Saving structured data with json
Strings can easily be written to and read from a file. Numbers take a bit more effort, since the
read() method only returns strings, which will have to be passed to a function like
int(), which takes a string like
'123' and returns its numeric value 123. When you want to save more complex data types like nested lists and dictionaries, parsing and serializing by hand becomes complicated.
json can take Python data hierarchies, and convert them to string representations; this process is called serializing. Reconstructing the data from the string representation is called deserializing. Between serializing and deserializing, the string representing the object may have been stored in a file or data, or sent over a network connection to some distant machine.

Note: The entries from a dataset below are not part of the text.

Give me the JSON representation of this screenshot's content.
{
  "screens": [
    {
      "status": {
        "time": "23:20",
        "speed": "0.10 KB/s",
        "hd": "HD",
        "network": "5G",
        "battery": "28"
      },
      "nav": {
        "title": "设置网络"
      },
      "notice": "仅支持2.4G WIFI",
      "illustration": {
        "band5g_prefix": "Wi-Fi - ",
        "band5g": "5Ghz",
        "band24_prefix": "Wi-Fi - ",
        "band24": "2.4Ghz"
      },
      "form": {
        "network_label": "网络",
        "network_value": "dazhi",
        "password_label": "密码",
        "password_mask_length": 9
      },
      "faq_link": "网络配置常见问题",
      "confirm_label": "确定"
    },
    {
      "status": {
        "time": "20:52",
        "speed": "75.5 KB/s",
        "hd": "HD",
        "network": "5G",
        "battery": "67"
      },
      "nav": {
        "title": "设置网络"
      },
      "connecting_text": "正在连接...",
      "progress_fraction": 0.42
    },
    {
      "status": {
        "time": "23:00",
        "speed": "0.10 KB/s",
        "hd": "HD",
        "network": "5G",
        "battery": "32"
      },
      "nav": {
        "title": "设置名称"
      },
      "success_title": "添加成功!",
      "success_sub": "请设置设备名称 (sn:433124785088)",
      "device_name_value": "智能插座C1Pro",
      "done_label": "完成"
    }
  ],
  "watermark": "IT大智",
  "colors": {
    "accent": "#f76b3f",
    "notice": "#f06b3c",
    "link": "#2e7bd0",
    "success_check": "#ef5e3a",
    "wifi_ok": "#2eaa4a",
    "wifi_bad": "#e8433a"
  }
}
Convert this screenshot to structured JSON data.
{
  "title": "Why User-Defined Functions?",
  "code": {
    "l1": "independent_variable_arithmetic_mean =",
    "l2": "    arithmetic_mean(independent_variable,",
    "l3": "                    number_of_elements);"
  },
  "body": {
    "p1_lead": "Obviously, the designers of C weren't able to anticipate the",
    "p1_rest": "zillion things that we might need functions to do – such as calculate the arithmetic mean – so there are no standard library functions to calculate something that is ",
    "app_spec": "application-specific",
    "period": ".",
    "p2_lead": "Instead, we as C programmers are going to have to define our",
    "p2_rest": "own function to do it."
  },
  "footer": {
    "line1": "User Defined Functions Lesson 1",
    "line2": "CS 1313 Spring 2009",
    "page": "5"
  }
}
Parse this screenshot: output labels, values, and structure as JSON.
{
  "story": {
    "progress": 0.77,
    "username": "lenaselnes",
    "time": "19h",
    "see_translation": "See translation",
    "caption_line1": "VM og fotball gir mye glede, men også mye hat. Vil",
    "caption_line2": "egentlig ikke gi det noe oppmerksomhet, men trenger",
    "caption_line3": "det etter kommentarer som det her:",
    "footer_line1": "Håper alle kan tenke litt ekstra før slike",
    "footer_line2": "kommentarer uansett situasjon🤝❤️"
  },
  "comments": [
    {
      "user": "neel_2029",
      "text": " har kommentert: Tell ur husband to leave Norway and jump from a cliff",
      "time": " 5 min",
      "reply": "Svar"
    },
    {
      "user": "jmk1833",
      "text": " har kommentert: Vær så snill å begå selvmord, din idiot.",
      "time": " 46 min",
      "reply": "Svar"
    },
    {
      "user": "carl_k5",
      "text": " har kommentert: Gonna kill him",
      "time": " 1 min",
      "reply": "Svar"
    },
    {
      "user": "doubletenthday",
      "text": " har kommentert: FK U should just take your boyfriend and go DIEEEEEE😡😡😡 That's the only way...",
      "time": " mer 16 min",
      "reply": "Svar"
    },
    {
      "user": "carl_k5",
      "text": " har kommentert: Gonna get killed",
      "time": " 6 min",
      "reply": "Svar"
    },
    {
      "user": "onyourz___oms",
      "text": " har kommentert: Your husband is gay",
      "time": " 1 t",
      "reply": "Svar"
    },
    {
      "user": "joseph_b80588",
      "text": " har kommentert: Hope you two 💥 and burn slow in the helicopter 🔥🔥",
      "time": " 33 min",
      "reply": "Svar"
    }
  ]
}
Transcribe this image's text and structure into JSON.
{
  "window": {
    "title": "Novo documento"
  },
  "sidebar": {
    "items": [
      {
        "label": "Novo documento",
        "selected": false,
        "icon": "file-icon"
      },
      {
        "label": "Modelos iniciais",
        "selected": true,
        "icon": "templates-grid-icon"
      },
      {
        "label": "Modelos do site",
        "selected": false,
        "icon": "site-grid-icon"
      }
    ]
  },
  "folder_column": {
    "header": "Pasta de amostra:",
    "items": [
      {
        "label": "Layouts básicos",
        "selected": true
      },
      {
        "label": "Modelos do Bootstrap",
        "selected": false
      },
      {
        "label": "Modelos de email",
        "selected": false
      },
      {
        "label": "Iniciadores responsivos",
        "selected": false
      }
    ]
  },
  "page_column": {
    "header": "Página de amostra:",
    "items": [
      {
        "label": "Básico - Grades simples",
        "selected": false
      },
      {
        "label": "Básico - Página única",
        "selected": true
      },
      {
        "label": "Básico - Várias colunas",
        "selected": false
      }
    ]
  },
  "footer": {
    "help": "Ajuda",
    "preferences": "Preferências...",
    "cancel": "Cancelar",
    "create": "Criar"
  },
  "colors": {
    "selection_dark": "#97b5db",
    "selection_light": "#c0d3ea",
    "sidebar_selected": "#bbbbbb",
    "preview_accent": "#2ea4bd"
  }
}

The JSON format is commonly used by modern applications to allow for data exchange. Many programmers are already familiar with it, which makes it a good choice for interoperability.
If you have an object
x, you can view its JSON string representation with a simple line of code:
>>> json.dumps([1, 'simple', 'list'])
'[1, "simple", "list"]'
To decode the object again, if
f is a text file object which has been opened for reading:
x = json.load(f)
This simple serialization technique can handle lists and dictionaries, but serializing arbitrary class instances in JSON requires a bit of extra effort. The reference for the
json module contains an explanation of this.
pickle - the pickle module
Contrary to JSON, pickle is a protocol which allows the serialization of arbitrarily complex Python objects. As such, it is specific to Python and cannot be used to communicate with applications written in other languages. It is also insecure by default: deserializing pickle data coming from an untrusted source can execute arbitrary code, if the data was crafted by a skilled attacker.